Produksi tersebut tidak hanya diarahkan untuk memenuhi kebutuhan internal, tetapi juga menjadi upaya menghadirkan produk hasil karya Warga Binaan yang memiliki nilai ekonomi. Roti yang dihasilkan dipasarkan melalui Koperasi Inkopasindo Lapas Piru serta memenuhi pesanan dari masyarakat di luar Lapas.
Kepala Subseksi Kegiatan Kerja, Ode Mustafa, mengatakan produksi roti dilakukan dengan memperhatikan kualitas sekaligus menjadi kesempatan bagi Warga Binaan untuk meningkatkan keterampilan.

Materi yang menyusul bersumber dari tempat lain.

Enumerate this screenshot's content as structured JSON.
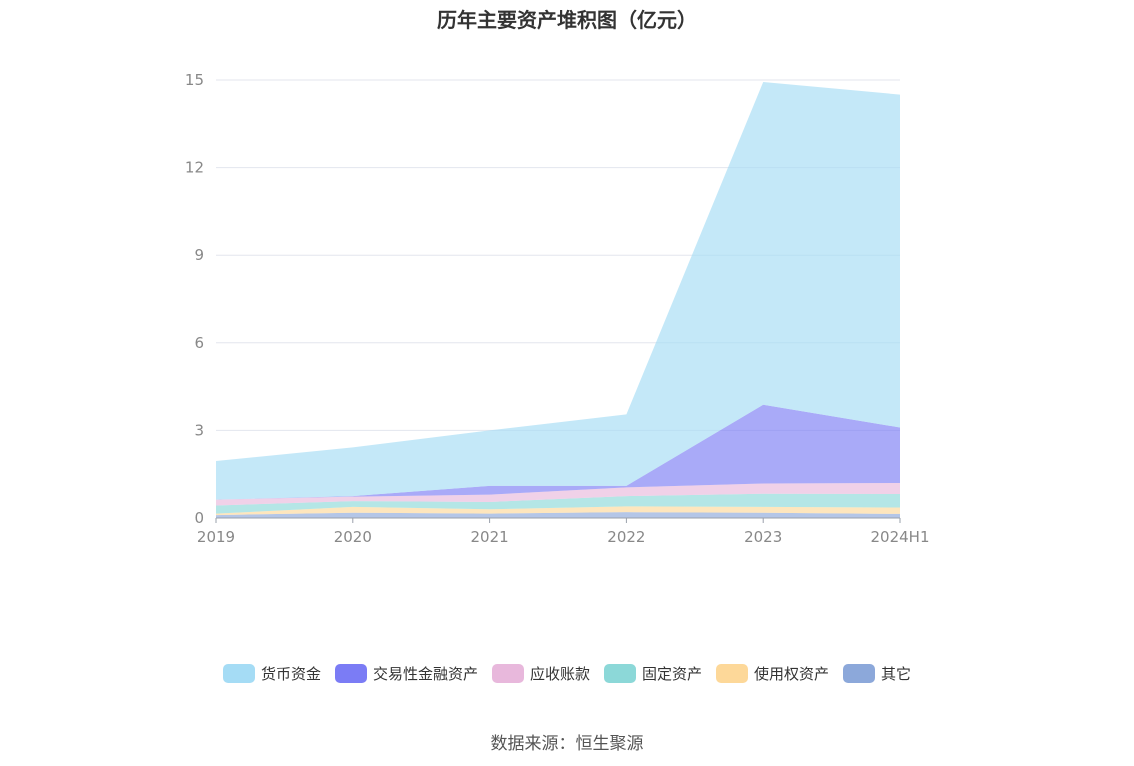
{
  "chart_data": {
    "type": "area",
    "stacked": true,
    "title": "历年主要资产堆积图（亿元）",
    "categories": [
      "2019",
      "2020",
      "2021",
      "2022",
      "2023",
      "2024H1"
    ],
    "ylim": [
      0,
      15
    ],
    "yticks": [
      0,
      3,
      6,
      9,
      12,
      15
    ],
    "grid": true,
    "legend_position": "bottom",
    "series": [
      {
        "name": "其它",
        "color": "#8ca8da",
        "values": [
          0.1,
          0.18,
          0.15,
          0.2,
          0.18,
          0.14
        ]
      },
      {
        "name": "使用权资产",
        "color": "#fdd899",
        "values": [
          0.05,
          0.2,
          0.15,
          0.2,
          0.2,
          0.22
        ]
      },
      {
        "name": "固定资产",
        "color": "#8cd8d8",
        "values": [
          0.28,
          0.2,
          0.25,
          0.35,
          0.45,
          0.46
        ]
      },
      {
        "name": "应收账款",
        "color": "#e8b8dc",
        "values": [
          0.2,
          0.15,
          0.25,
          0.3,
          0.35,
          0.38
        ]
      },
      {
        "name": "交易性金融资产",
        "color": "#7b7cf5",
        "values": [
          0.0,
          0.02,
          0.3,
          0.05,
          2.7,
          1.9
        ]
      },
      {
        "name": "货币资金",
        "color": "#a5dcf5",
        "values": [
          1.32,
          1.67,
          1.9,
          2.45,
          11.05,
          11.4
        ]
      }
    ],
    "legend_order": [
      "货币资金",
      "交易性金融资产",
      "应收账款",
      "固定资产",
      "使用权资产",
      "其它"
    ]
  },
  "legend": [
    {
      "label": "货币资金",
      "color": "#a5dcf5"
    },
    {
      "label": "交易性金融资产",
      "color": "#7b7cf5"
    },
    {
      "label": "应收账款",
      "color": "#e8b8dc"
    },
    {
      "label": "固定资产",
      "color": "#8cd8d8"
    },
    {
      "label": "使用权资产",
      "color": "#fdd899"
    },
    {
      "label": "其它",
      "color": "#8ca8da"
    }
  ],
  "source": "数据来源：恒生聚源"
}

“Produksi roti ini kami lakukan secara konsisten untuk memenuhi kebutuhan Koperasi Inkopasindo maupun pesanan dari masyarakat. Yang terpenting, Warga Binaan terlibat langsung dalam prosesnya sehingga mereka tidak hanya menghasilkan produk, tetapi juga terus mengasah keterampilan yang dapat menjadi bekal ke depan,” ujar Ode.

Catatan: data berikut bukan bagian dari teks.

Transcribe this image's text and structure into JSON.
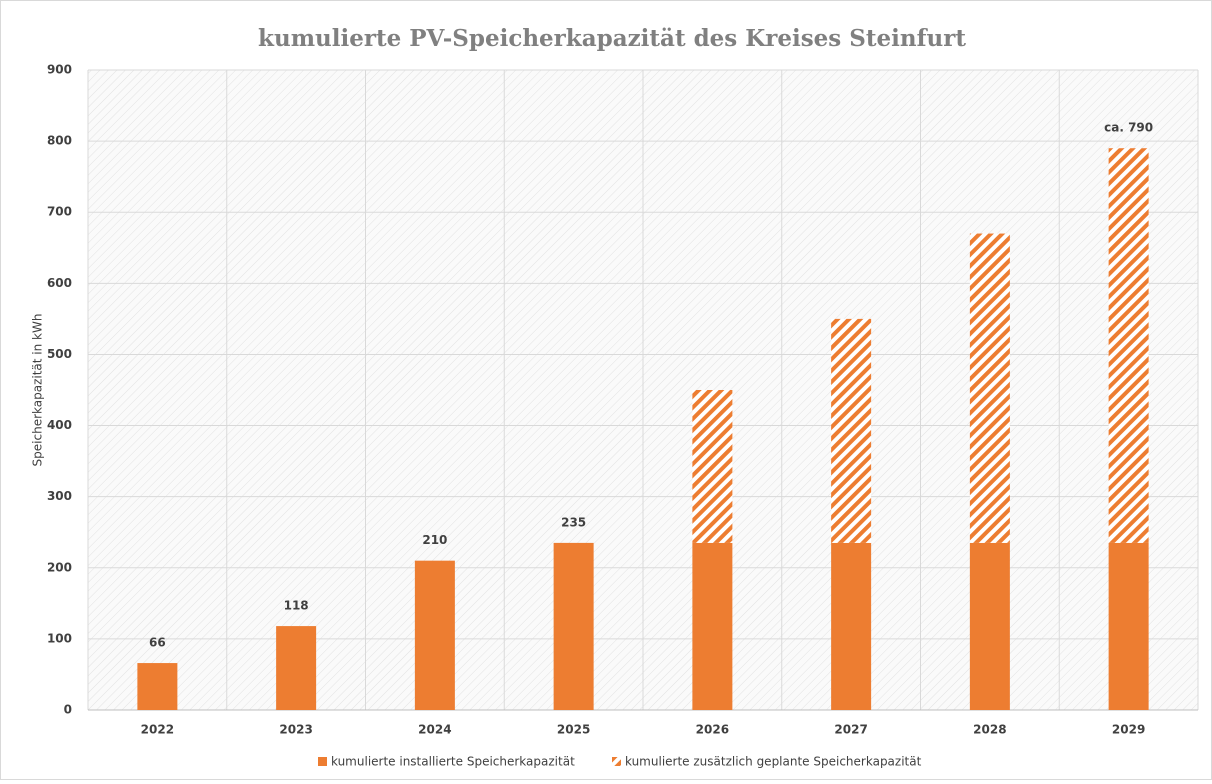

Kepala Lapas Piru, Hery Kusbandono, menegaskan bahwa pembinaan kemandirian harus diarahkan pada kegiatan produktif yang memberikan manfaat nyata bagi Warga Binaan.
“Pemberdayaan Warga Binaan tidak berhenti pada pemberian keterampilan, tetapi harus kita dorong sampai menghasilkan karya yang memiliki nilai dan dapat dipasarkan. Ini merupakan bentuk dukungan nyata Lapas Piru terhadap 15 Program Aksi Kementerian Imigrasi dan Pemasyarakatan, khususnya pemasaran produk hasil karya Warga Binaan melalui koperasi dan UMKM,” ungkap Hery.
Bagi Warga Binaan berinisial “G”, keterlibatan dalam produksi roti memberikan pengalaman yang berarti. “Saya senang bisa belajar membuat roti dan ikut menghasilkan produk yang kemudian dijual. Keterampilan ini membuat saya lebih percaya diri dan berharap nantinya bisa menjadi bekal untuk bekerja atau membuka usaha setelah selesai menjalani masa pidana,” tuturnya.
Melalui produksi roti yang dilakukan secara berkelanjutan, Lapas Piru terus mendorong pembinaan yang tidak hanya menghasilkan keterampilan, tetapi juga membangun produktivitas, kemandirian, dan kesiapan Warga Binaan untuk kembali berkontribusi di tengah masyarakat.